I build a host of different things, mostly in response to household needs. This, at present, includes a full kitchen restore, even
including 51 new floor joists. The cabinets were preceeded by drywall, plumbing, electrical, and subfloor, all of which my wife
and I have done. The base cabinet is shaped like the letter 'J', is framed with spruce, clad in maple plywood, and faceframed
with red oak. The countertop is edge laminated rock maple, and is compensated for seasonal expansion. The drawers are
birch, with 1/2" bottoms, fourteen in all, and there is much more work to go. Interestingly, I have never owned a proper shop, although I have dreamt of such for thirty-five years.

In my observation of human nature, I have seen that those who say they will begin a vocation or hobby "when they get a shop"
are doomed to never untertake much of anything. And those with a motivation to do what they can with what they can muster
up, produce fairly constantly throughout their life. We have a couple of acres, and there would be room for a building, but it seems that other circumstances have always pulled this out of reach. We have a cabinet saw, thickness planer, long-bed jointer,
router table, twelve inch sliding mitre saw, drill press, and most of the other power tools that a person might want, and this has taken the full thirty-five years to accumulate. When work needs doing, I have to move some furniture out of the way, set up
the tools, do the job, then blow clean what I've used, oil it, and put it back where it belongs.

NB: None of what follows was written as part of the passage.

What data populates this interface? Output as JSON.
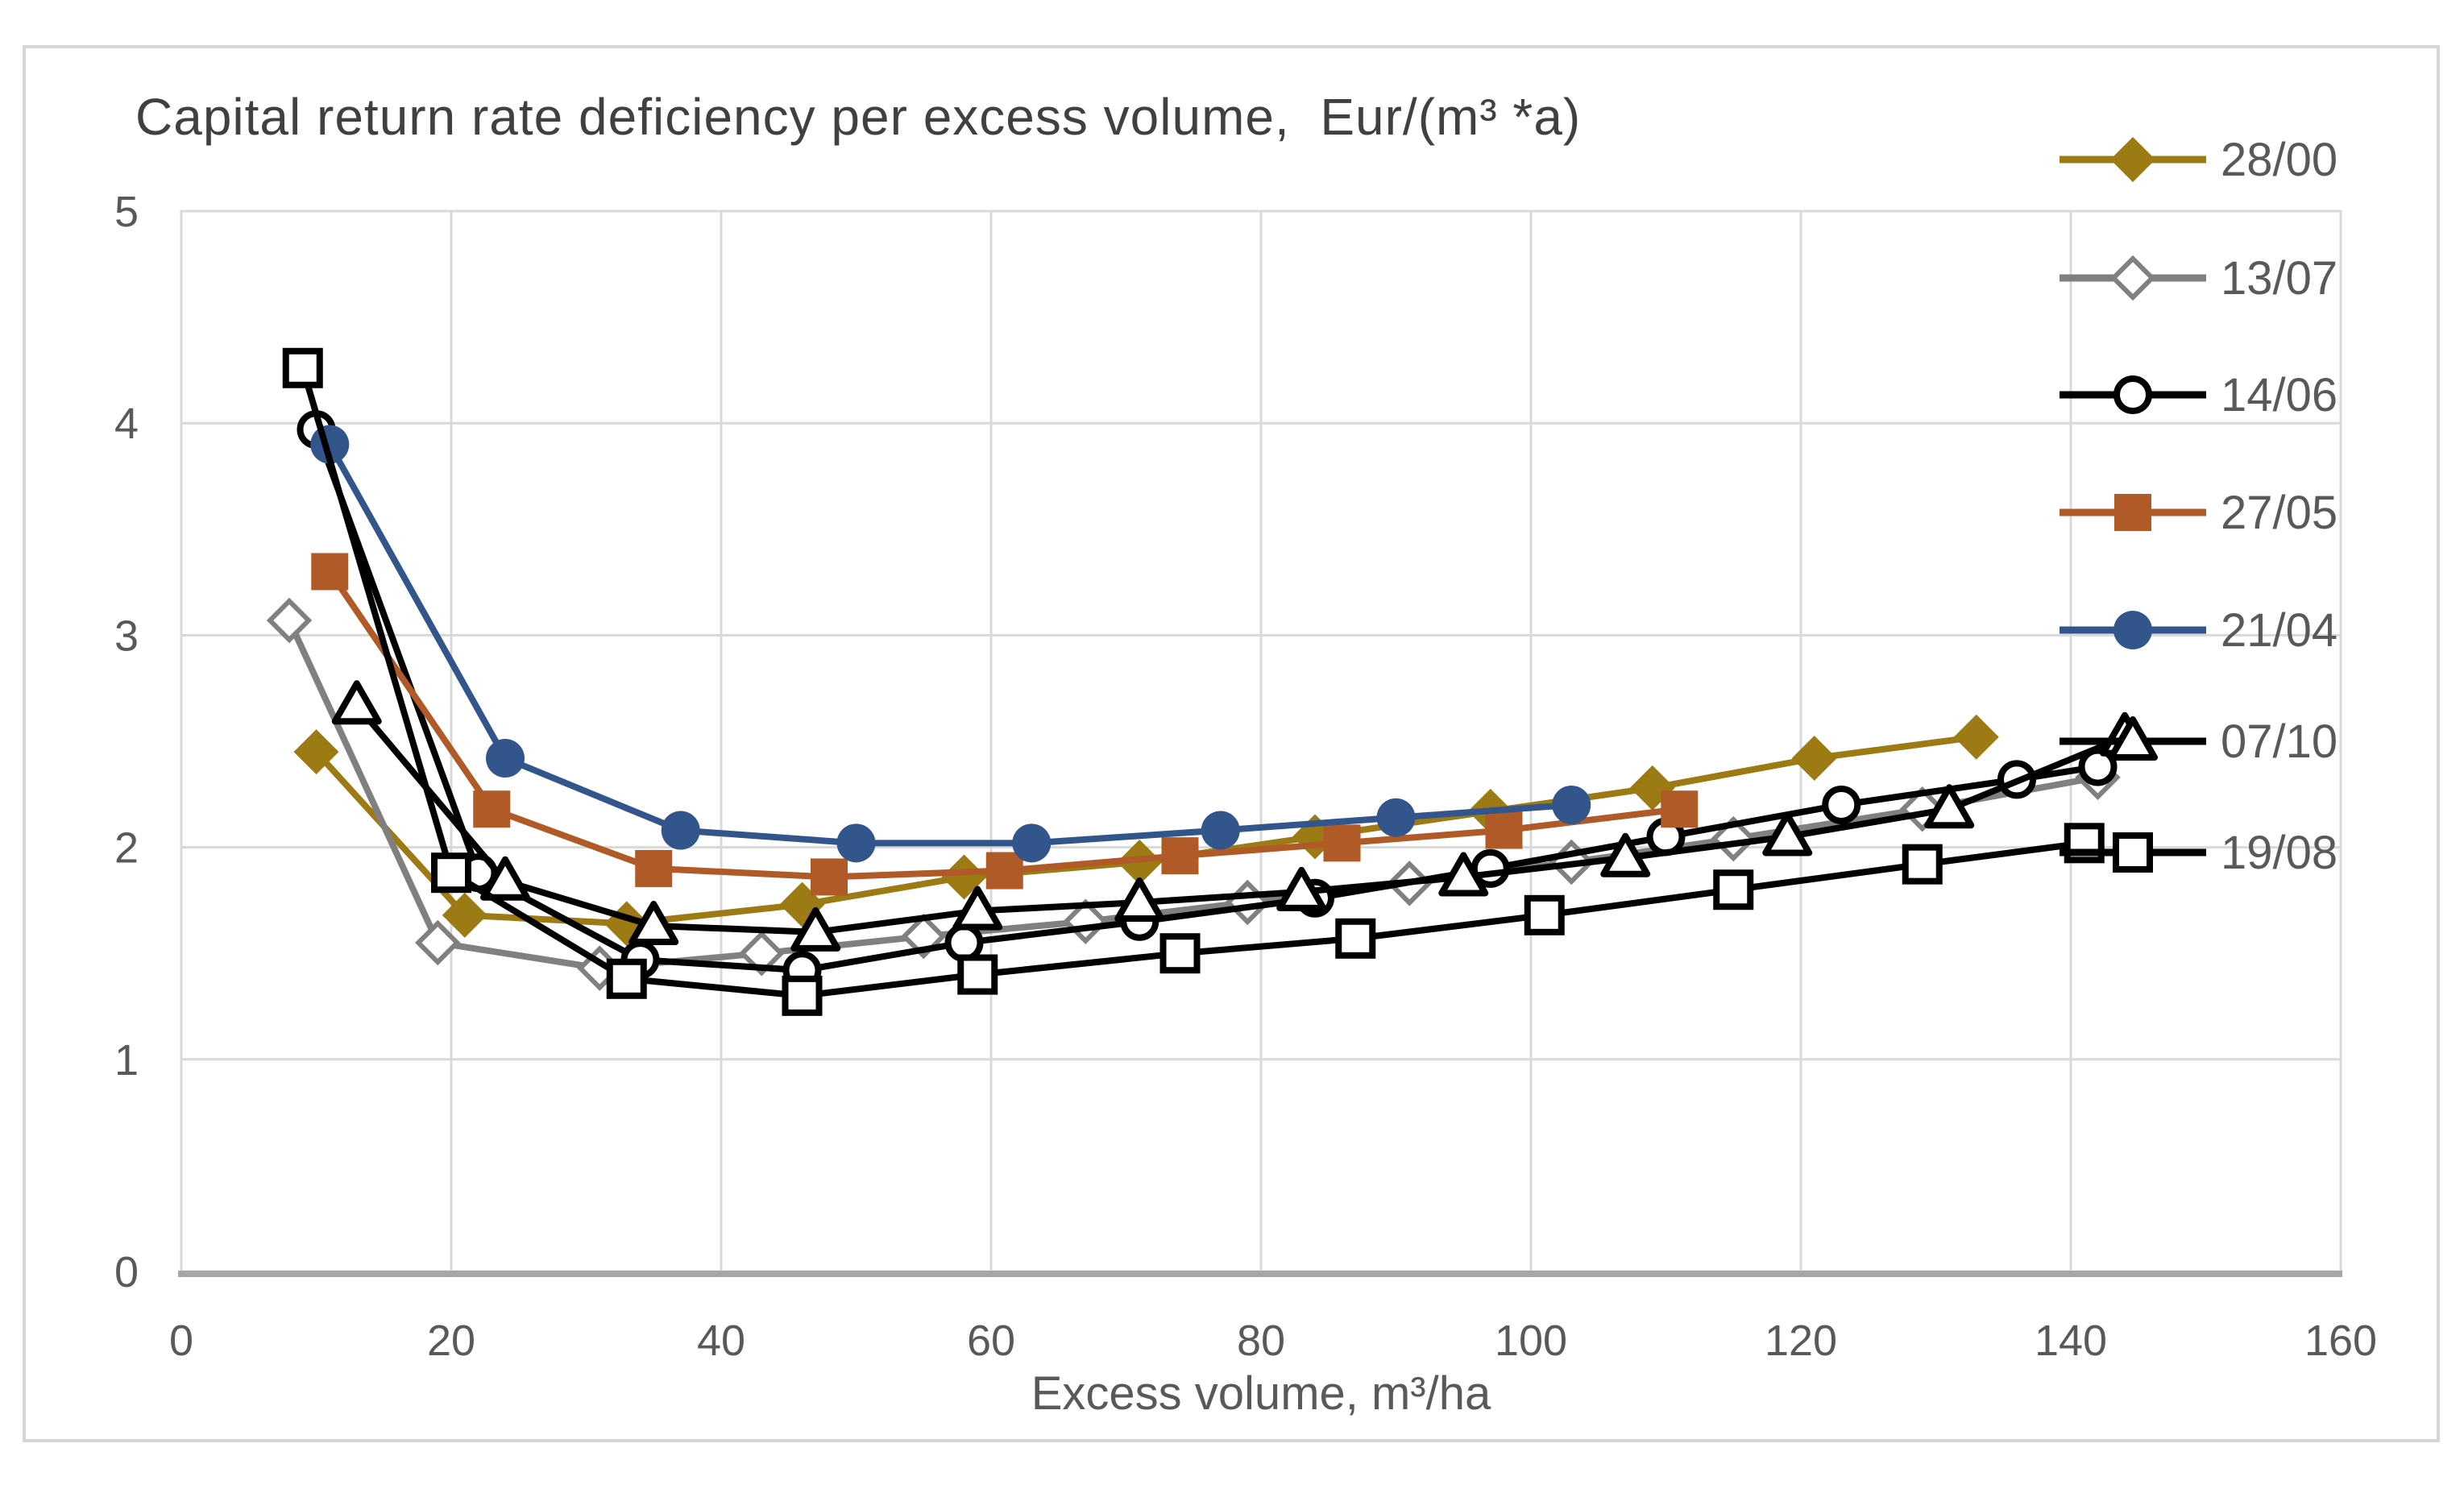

In all, I believe that if you intend to do something, you will, and more and more you will stop finding excuses for inactivity. If I had
the perfect shop, which I've mentally designed a thousand times, I am not totally convinced I would be any better at what I do, but I think I would sure be happy with the environment. For anyone, at any skill level, I would encourage them to buy as much as possible of the equipment and supplies they will use, grow and expand their expectations of themselves with the comfort of having at hand the means to see a project through, and plan happily towards the next purchase, something like gardeners do with their seed catalogues. But keep pace with your growing inventory by producing things. When I die, which hopefully will be from old age and not multiple gunshot wounds, others will inherit a beautiful collection of good and useful things, with which they might challenge themselves to also expand the satisfaction of working with their hearts, minds, and hands.

I know you were not looking specifically for this type of answer, but there it is.

Regards,
Art
Thanks for the information! I'll start checking into the DVD's and reference books.

I've downloaded a new version of Google Sketchup.

I have read some of the other forum comments, and I am probably missing this all together.....but, is there a particular location (website or forum, etc) to look for plans and specifically for the Kreg tooling? Any further words from Kreg on their production of some more plans?